Fishers rely on familiarity with the body of water. They know where the deep holes are and where underwater structure lies, which are the areas they target. Moving the gear out to the chosen location isn’t easy, either. Ice that will support people may not hold up under the weight of a loaded van or pickup truck. Shanties and tackle must be carried out and set up.

A whole lot of work takes place before a line ever enters the water.

Once all the preparation is complete, the ice fisherman can settle down and fish. Just like any other day spent fishing, results can vary. However, when an angler has a dozen perch laid out for a bragging rights photo or hauls a big pike up through the hole between his boots, all the work is worthwhile.

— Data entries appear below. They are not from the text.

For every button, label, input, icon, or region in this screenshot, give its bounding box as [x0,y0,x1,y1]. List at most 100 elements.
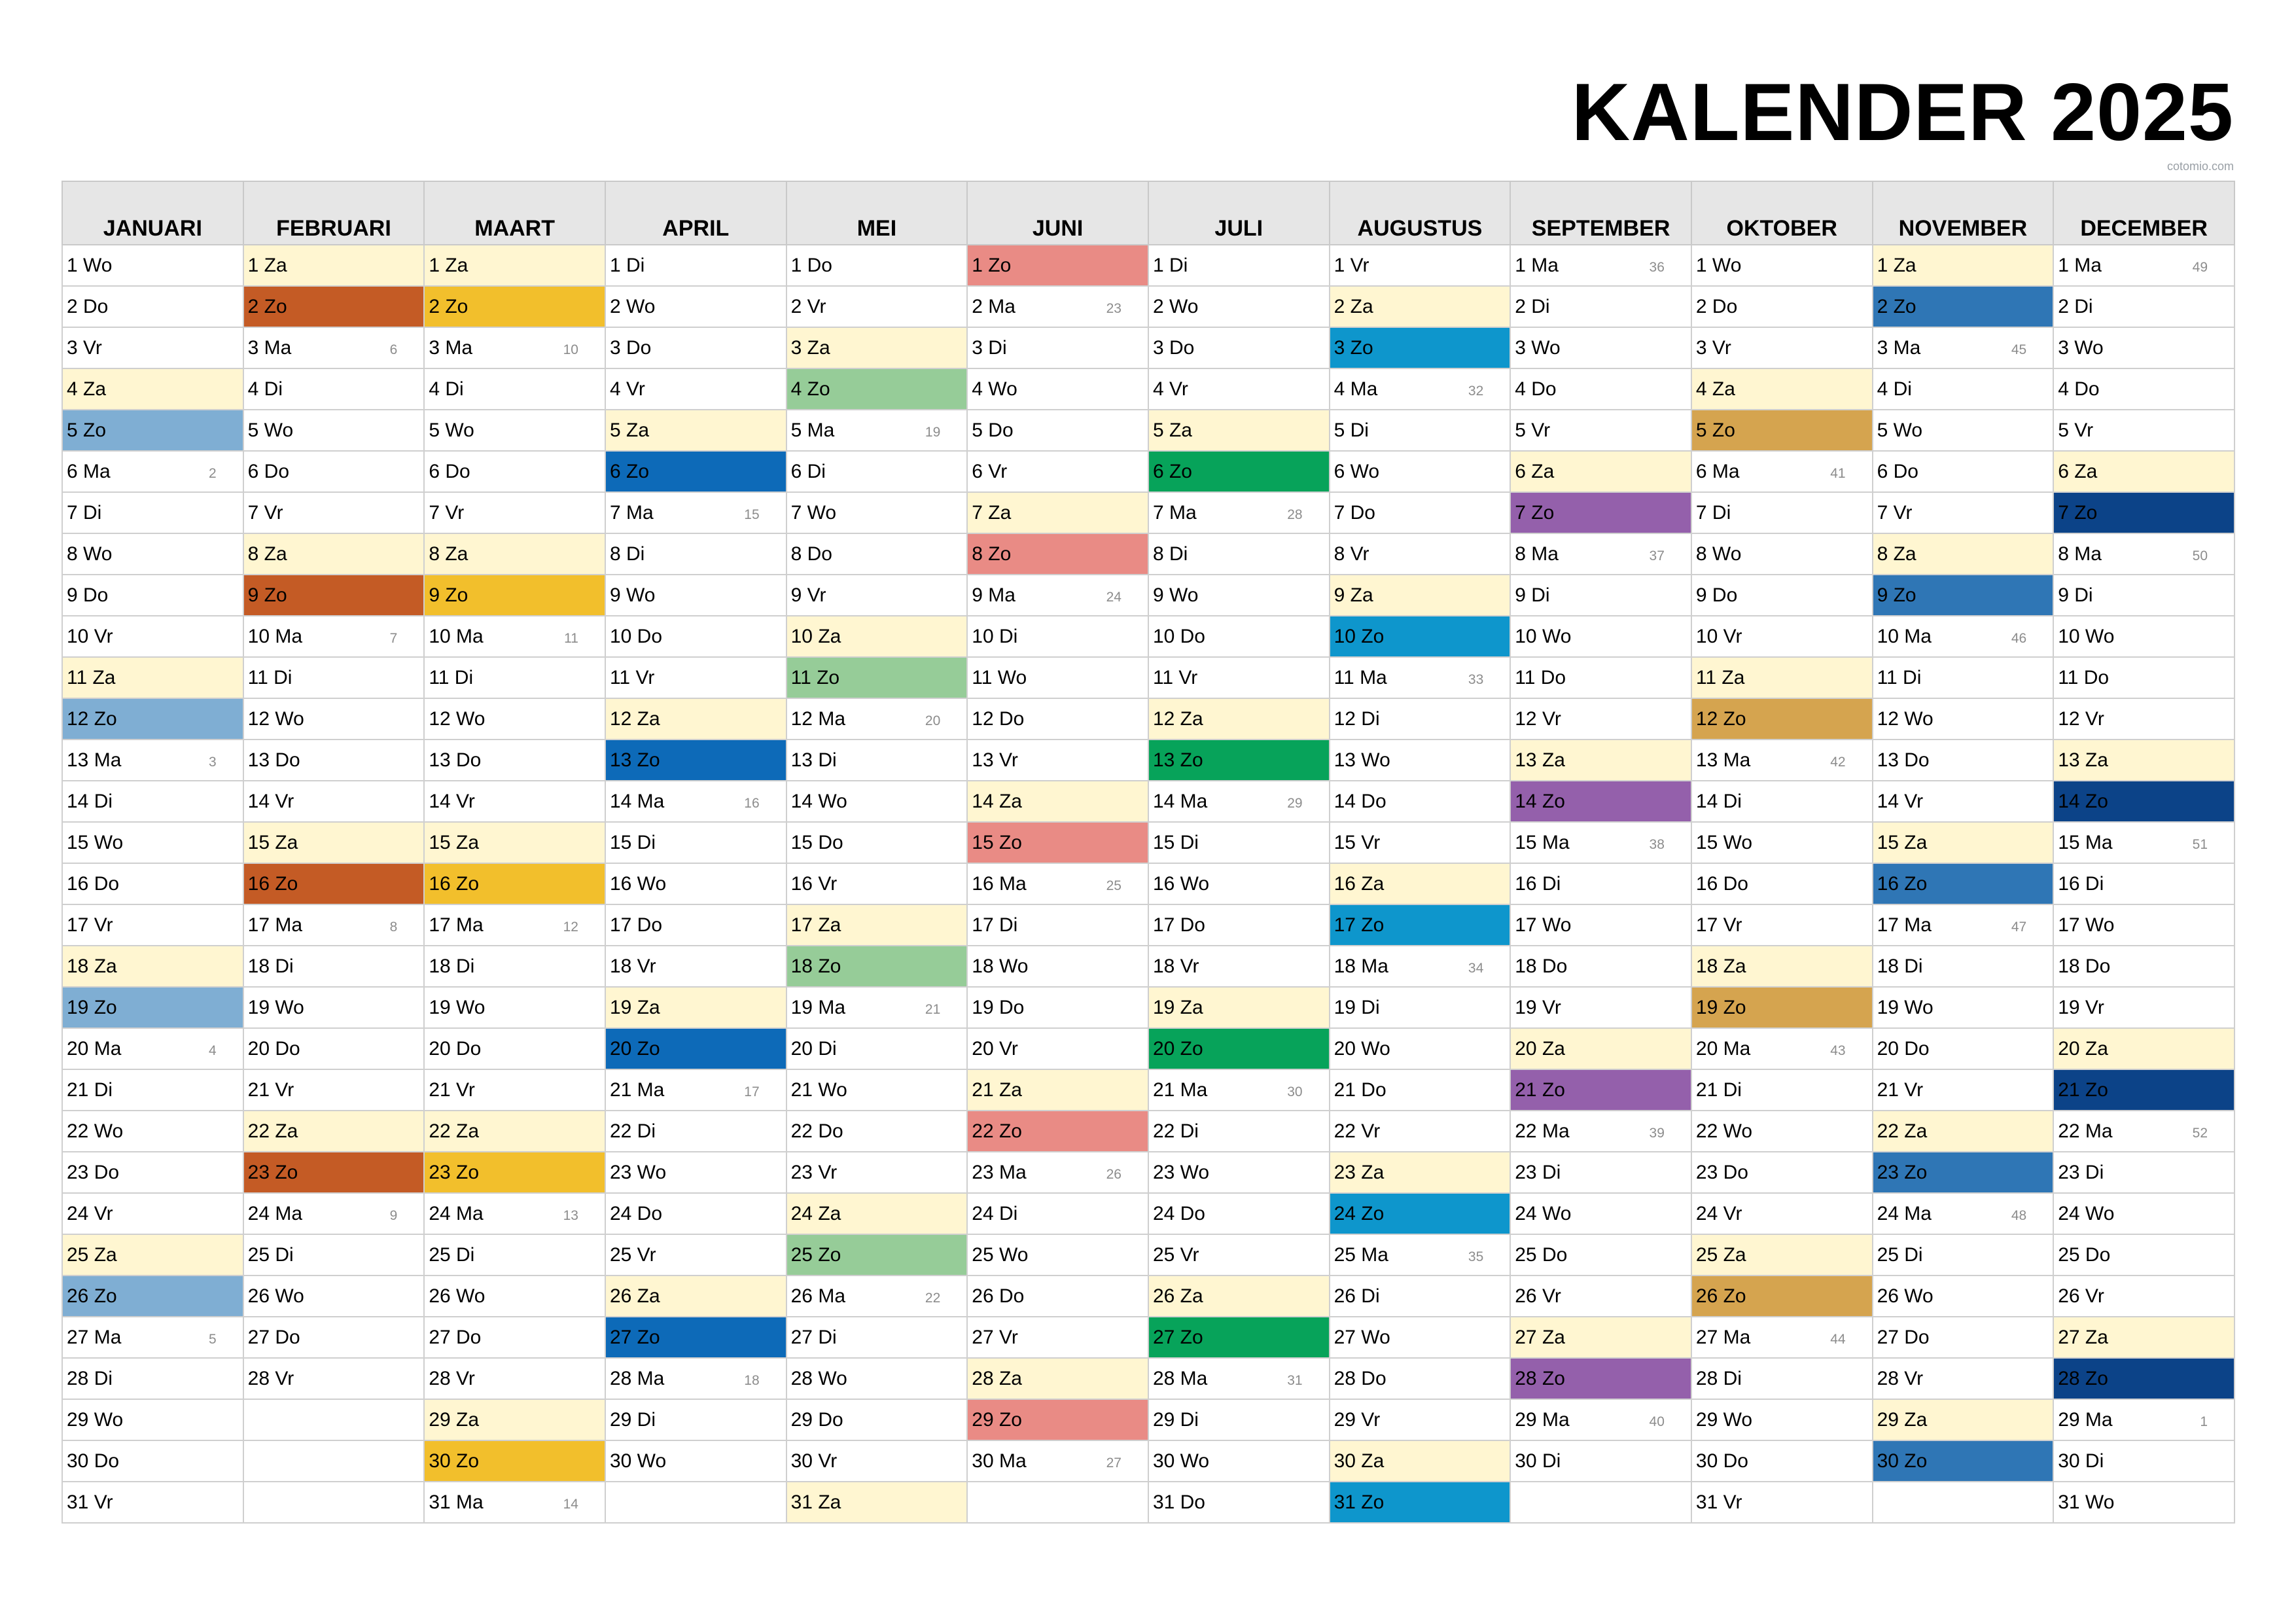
day-label: 5 Wo [1877,419,1923,441]
day-label: 26 Wo [1877,1285,1934,1307]
day-cell: 28 Vr [423,1357,606,1400]
day-cell: 17 Wo [2053,904,2235,946]
day-cell: 3 Vr [1690,327,1873,369]
day-cell: 19 Ma 21 [785,986,968,1029]
day-label: 10 Ma [429,626,484,647]
day-label: 10 Wo [2058,626,2115,647]
day-row: 2 Do 2 Zo 2 Zo 2 Wo 2 Vr 2 Ma 23 2 Wo 2 Za 2 Di 2 … [62,285,2235,328]
day-cell: 9 Zo [242,574,425,616]
day-label: 9 Di [1515,584,1550,606]
week-number: 38 [1649,837,1665,852]
day-label: 31 Zo [1333,1491,1385,1513]
day-cell: 13 Wo [1328,739,1511,781]
day-label: 17 Di [972,914,1018,936]
day-cell: 20 Do [1871,1027,2055,1070]
week-number: 25 [1106,878,1122,893]
day-cell: 7 Do [1328,491,1511,534]
week-number: 21 [925,1002,941,1017]
day-label: 9 Vr [790,584,826,606]
day-cell: 19 Vr [1510,986,1692,1029]
day-label: 25 Do [2058,1244,2111,1266]
empty-cell [1871,1481,2055,1524]
day-label: 5 Za [1152,419,1192,441]
day-cell: 5 Vr [1510,409,1692,452]
day-label: 3 Ma [247,337,292,359]
day-label: 9 Do [1695,584,1738,606]
day-cell: 9 Di [1510,574,1692,616]
week-number: 10 [563,342,578,357]
day-cell: 2 Do [62,285,244,328]
day-label: 11 Ma [1333,667,1387,688]
day-label: 7 Di [1695,502,1731,524]
day-cell: 26 Za [1147,1275,1330,1317]
day-label: 6 Za [1515,461,1555,482]
day-label: 17 Ma [429,914,484,936]
credit-link[interactable]: cotomio.com [2166,160,2234,173]
day-label: 9 Wo [1152,584,1199,606]
day-cell: 19 Di [1328,986,1511,1029]
day-label: 20 Wo [1333,1038,1390,1060]
day-cell: 7 Vr [423,491,606,534]
day-label: 6 Do [429,461,470,482]
day-label: 28 Ma [1152,1368,1208,1389]
day-label: 2 Do [1695,296,1738,317]
day-label: 5 Za [609,419,649,441]
day-label: 14 Zo [2058,791,2108,812]
day-label: 1 Ma [2058,255,2102,276]
day-row: 5 Zo 5 Wo 5 Wo 5 Za 5 Ma 19 5 Do 5 Za 5 Di 5 Vr 5 … [62,409,2235,452]
day-label: 8 Di [609,543,645,565]
day-label: 5 Vr [2058,419,2094,441]
day-cell: 6 Di [785,450,968,493]
day-cell: 26 Za [604,1275,787,1317]
day-label: 15 Wo [67,832,124,853]
week-number: 19 [925,425,941,440]
day-row: 28 Di 28 Vr 28 Vr 28 Ma 18 28 Wo 28 Za 28 Ma 31 2… [62,1357,2235,1400]
week-number: 45 [2011,342,2027,357]
day-cell: 5 Ma 19 [785,409,968,452]
day-label: 15 Do [790,832,843,853]
day-cell: 14 Ma 29 [1147,780,1330,823]
day-cell: 9 Do [1690,574,1873,616]
day-cell: 10 Di [966,615,1149,658]
day-label: 24 Ma [1877,1203,1932,1224]
day-cell: 29 Vr [1328,1399,1511,1441]
day-label: 4 Di [429,378,464,400]
day-label: 22 Wo [1695,1120,1753,1142]
day-cell: 17 Do [604,904,787,946]
day-label: 4 Zo [790,378,830,400]
day-label: 9 Di [2058,584,2093,606]
day-label: 30 Di [2058,1450,2104,1472]
day-cell: 16 Di [2053,863,2235,905]
day-cell: 3 Di [966,327,1149,369]
day-cell: 2 Za [1328,285,1511,328]
day-row: 18 Za 18 Di 18 Di 18 Vr 18 Zo 18 Wo 18 Vr 18 Ma… [62,945,2235,988]
day-row: 23 Do 23 Zo 23 Zo 23 Wo 23 Vr 23 Ma 26 23 Wo 23 … [62,1151,2235,1194]
day-cell: 19 Wo [242,986,425,1029]
day-cell: 22 Ma 39 [1510,1110,1692,1152]
day-label: 20 Zo [1152,1038,1203,1060]
day-label: 23 Ma [972,1162,1027,1183]
day-label: 1 Za [429,255,468,276]
day-label: 29 Vr [1333,1409,1381,1431]
day-row: 4 Za 4 Di 4 Di 4 Vr 4 Zo 4 Wo 4 Vr 4 Ma 32 4 Do 4 … [62,368,2235,410]
day-cell: 9 Zo [423,574,606,616]
day-label: 3 Di [972,337,1007,359]
day-label: 14 Di [1695,791,1742,812]
day-label: 21 Vr [429,1079,475,1101]
day-cell: 24 Di [966,1192,1149,1235]
day-label: 13 Di [790,749,837,771]
day-cell: 10 Do [1147,615,1330,658]
day-label: 28 Za [972,1368,1022,1389]
day-cell: 4 Di [242,368,425,410]
day-label: 6 Ma [67,461,111,482]
day-cell: 5 Zo [62,409,244,452]
day-label: 20 Vr [972,1038,1018,1060]
day-cell: 1 Vr [1328,244,1511,287]
day-cell: 13 Za [1510,739,1692,781]
day-label: 8 Zo [972,543,1012,565]
day-row: 26 Zo 26 Wo 26 Wo 26 Za 26 Ma 22 26 Do 26 Za 26 … [62,1275,2235,1317]
day-cell: 24 Do [604,1192,787,1235]
day-label: 19 Wo [429,997,486,1018]
day-cell: 14 Vr [423,780,606,823]
day-cell: 15 Vr [1328,821,1511,864]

Mid-winter or not, the hearty ice fisherman catches fish.

Fish Moving Water in Winter

When the ice isn’t solid, or the angler isn’t an ice fishing fan, there are still places to fish when snow is on the ground. Rivers will still have open water; even it there is a skim of ice at the bank. Catching fish in these conditions is especially satisfying. There is something about pulling in a trout or bass when the weather is cold enough to keep most people indoors watching TV, making even the smallest fish seem like a trophy.

Since river fishing requires repeated casting, all but the most die-hard or fishing-deprived anglers will have a better experience if the air temperature is above freezing. Few people have the patience for repeatedly removing ice from the guides with stiff, nearly frozen fingers. Temperatures occasionally warm for a few days at a time, even in the middle of winter. Fish will be slower to strike, but they will respond. There can even be insect hatches on those just-above-freezing days, and fishing tiny midges and surface flies may bring unexpectedly good results with trout. Bass will probably be hanging in deep, sheltered holes. Fishing deep and slow might lure one into a voracious strike.

Visiting online fishing forums and seeing photos of anglers with their winter catches is pretty convincing evidence that fishing doesn’t have to wait for spring. Even if the fish don’t bite, there is still the beauty of winter scenery on the lake or river to be enjoyed, along with the great feeling that comes from spending a day outdoors, whatever the weather.